Neste tempo onde as modas florescem e falecem a uma velocidade estonteante, poucos escritores assistem a uma glória póstuma semelhante à de Albert Camus. Quando faltam poucas semanas para ser assinalado o 50º aniversário da sua trágica morte, num brutal acidente rodoviário, anunciam-se novos lançamentos editoriais em Paris que se destinam a iluminar o legado do autor d’ A Peste: um vasto Dictionnaire sobre a sua obra, com 992 páginas; Les Derniers Jours de la Vie d’ Albert Camus, de José Lenzini, com a chancela da editora Actes Sud; e a biografia elaborada pela sua filha Catherine, para a editora Lafon, que promete imagens e documentos inéditos, sob o título Solitaire e Solidarie. Título perfeito que vem juntar-se a tantos outros dedicados ao vencedor do Nobel da Literatura de 1957, de quem Jean-Paul Sartre – que foi seu amigo antes do tão propalado corte de relações entre ambos, em 1952, por divergências políticas – chegou a censurar por escrever “demasiado bem”.

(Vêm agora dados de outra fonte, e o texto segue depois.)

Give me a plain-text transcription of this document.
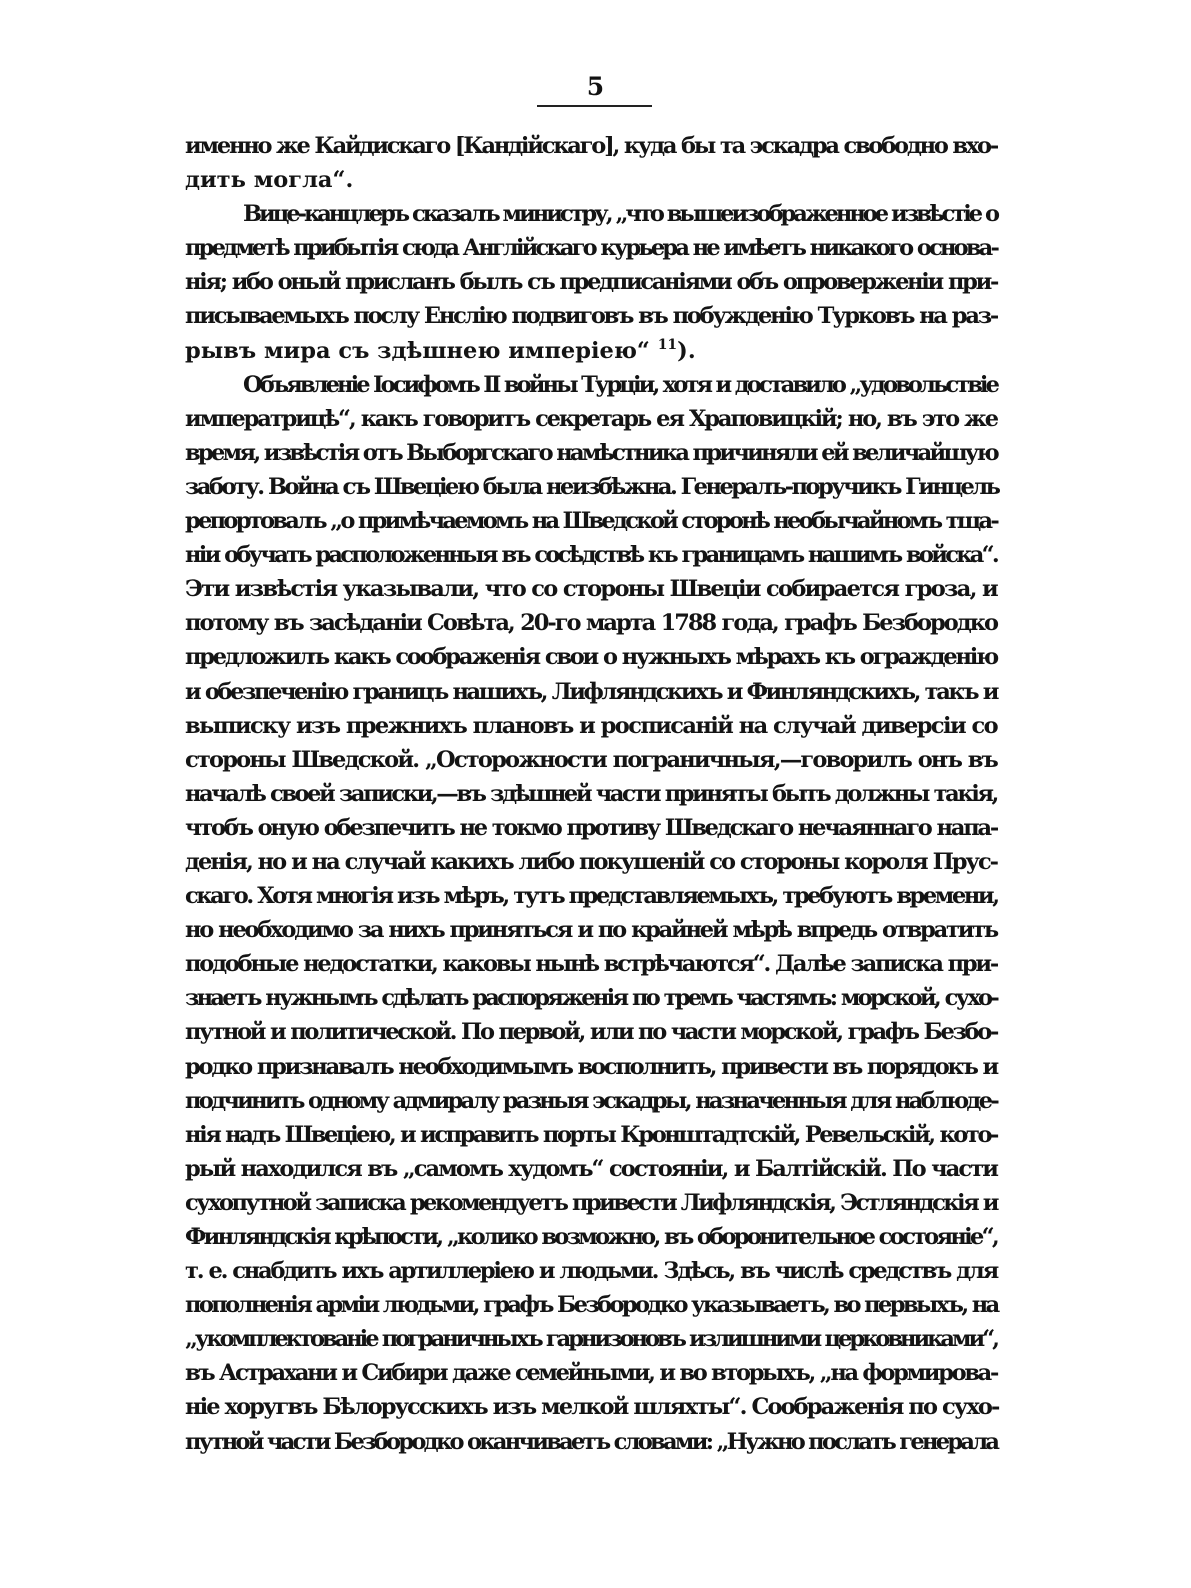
5
именно же Кайдискаго [Кандійскаго], куда бы та эскадра свободно вхо-
дить могла“.
Вице-канцлеръ сказалъ министру, „что вышеизображенное извѣстіе о
предметѣ прибытія сюда Англійскаго курьера не имѣетъ никакого основа-
нія; ибо оный присланъ былъ съ предписаніями объ опроверженіи при-
писываемыхъ послу Енслію подвиговъ въ побужденію Турковъ на раз-
рывъ мира съ здѣшнею имперіею“ $^{11}$).
Объявленіе Іосифомъ II войны Турціи, хотя и доставило „удовольствіе
императрицѣ“, какъ говоритъ секретарь ея Храповицкій; но, въ это же
время, извѣстія отъ Выборгскаго намѣстника причиняли ей величайшую
заботу. Война съ Швеціею была неизбѣжна. Генералъ-поручикъ Гинцель
репортовалъ „о примѣчаемомъ на Шведской сторонѣ необычайномъ тща-
ніи обучать расположенныя въ сосѣдствѣ къ границамъ нашимъ войска“.
Эти извѣстія указывали, что со стороны Швеціи собирается гроза, и
потому въ засѣданіи Совѣта, 20-го марта 1788 года, графъ Безбородко
предложилъ какъ соображенія свои о нужныхъ мѣрахъ къ огражденію
и обезпеченію границъ нашихъ, Лифляндскихъ и Финляндскихъ, такъ и
выписку изъ прежнихъ плановъ и росписаній на случай диверсіи со
стороны Шведской. „Осторожности пограничныя,—говорилъ онъ въ
началѣ своей записки,—въ здѣшней части приняты быть должны такія,
чтобъ оную обезпечить не токмо противу Шведскаго нечаяннаго напа-
денія, но и на случай какихъ либо покушеній со стороны короля Прус-
скаго. Хотя многія изъ мѣръ, тутъ представляемыхъ, требуютъ времени,
но необходимо за нихъ приняться и по крайней мѣрѣ впредь отвратить
подобные недостатки, каковы нынѣ встрѣчаются“. Далѣе записка при-
знаетъ нужнымъ сдѣлать распоряженія по тремъ частямъ: морской, сухо-
путной и политической. По первой, или по части морской, графъ Безбо-
родко признавалъ необходимымъ восполнить, привести въ порядокъ и
подчинить одному адмиралу разныя эскадры, назначенныя для наблюде-
нія надъ Швеціею, и исправить порты Кронштадтскій, Ревельскій, кото-
рый находился въ „самомъ худомъ“ состояніи, и Балтійскій. По части
сухопутной записка рекомендуетъ привести Лифляндскія, Эстляндскія и
Финляндскія крѣпости, „колико возможно, въ оборонительное состояніе“,
т. е. снабдить ихъ артиллеріею и людьми. Здѣсь, въ числѣ средствъ для
пополненія арміи людьми, графъ Безбородко указываетъ, во первыхъ, на
„укомплектованіе пограничныхъ гарнизоновъ излишними церковниками“,
въ Астрахани и Сибири даже семейными, и во вторыхъ, „на формирова-
ніе хоругвъ Бѣлорусскихъ изъ мелкой шляхты“. Соображенія по сухо-
путной части Безбородко оканчиваетъ словами: „Нужно послать генерала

Militante comunista em 1934, na sua Argélia natal, de pai operário e mãe analfabeta, Camus rompeu com o marxismo ao tomar conhecimento dos crimes de Estaline. Ao contrário de Sartre, e remando contra os postulados de Marx, rejeitou o conceito de “violência progressista” insurgindo-se contra os totalitarismos de todos os matizes e o terrorismo como forma de acção política com o mesmo vigor com que, enquanto jovem jornalista, se indignara contra a exploração colonial nas páginas do Alger Républicain com uma série de reportagens na Cabília que deixaram rasto. Ficou célebre a sua declaração proferida em 1957 na Suécia, quando ali se deslocou para receber o Nobel: “Neste momento, lançam-se bombas sobre os eléctricos em Argel. A minha mãe poderá ir num desses eléctricos. Se isso é a justiça, prefiro a minha mãe.” As bombas da Frente de Libertação Nacional, que se opunha ao domínio colonial francês, eram a seu ver tão injustificadas como os tiros mortais contra os dispersos soldados alemães que restavam em Paris após a Libertação, em Agosto de 1944. “Uma vez mais a Justiça tem de ser comprada com o sangue dos homens”, protestou num célebre editorial do Combat. Eis um tema recorrente na sua obra literária e jornalística: os fins não justificam os meios.
A memória deste homem que desconfiava de todos os poderes é hoje cortejada pelo poder político: o presidente Nicolas Sarkozy anunciou a intenção de transferir os seus restos mortais da aldeia de Loumarin, na Provença, para o Panteão – honra apenas concedida, na última década e meia, a André Malraux (1996) e Alexandre Dumas (2002). Proclama-se admirador da sua obra, a tal ponto que quis conhecer a praia de Tipaza, cenário de uma cena capital d'O Estrangeiro – um livro que não cessa de ser campeão de vendas – durante uma recente visita oficial à Argélia. E foi ao ponto de sublinhar: “Graças a Albert Camus, sinto a nostalgia, cada vez que venho à Argélia, de não ter nascido no norte de África.” Palavras que poderiam ser subscritas por milhares de admiradores do escritor. Camus está na moda - o que não deixa de ser irónico, pois ele definia o intelectual como "um homem que sabe resistir à moda dos tempos". A explicação para isto pode ser encontrada no inesquecível obituário que Sartre lhe dedicou no France-Observateur, a 7 de Janeiro de 1960: "O seu humanismo teimoso, estreito e puro, austero e sensual, travava um combate incerto contra os acontecimentos maciços e disformes deste tempo. Mas, inversamente, pela espontaneidade das suas recusas, reafirmava, no coração da nossa época, contra os maquiavelismos, contra o bezerro de ouro do realismo, a existência do facto moral."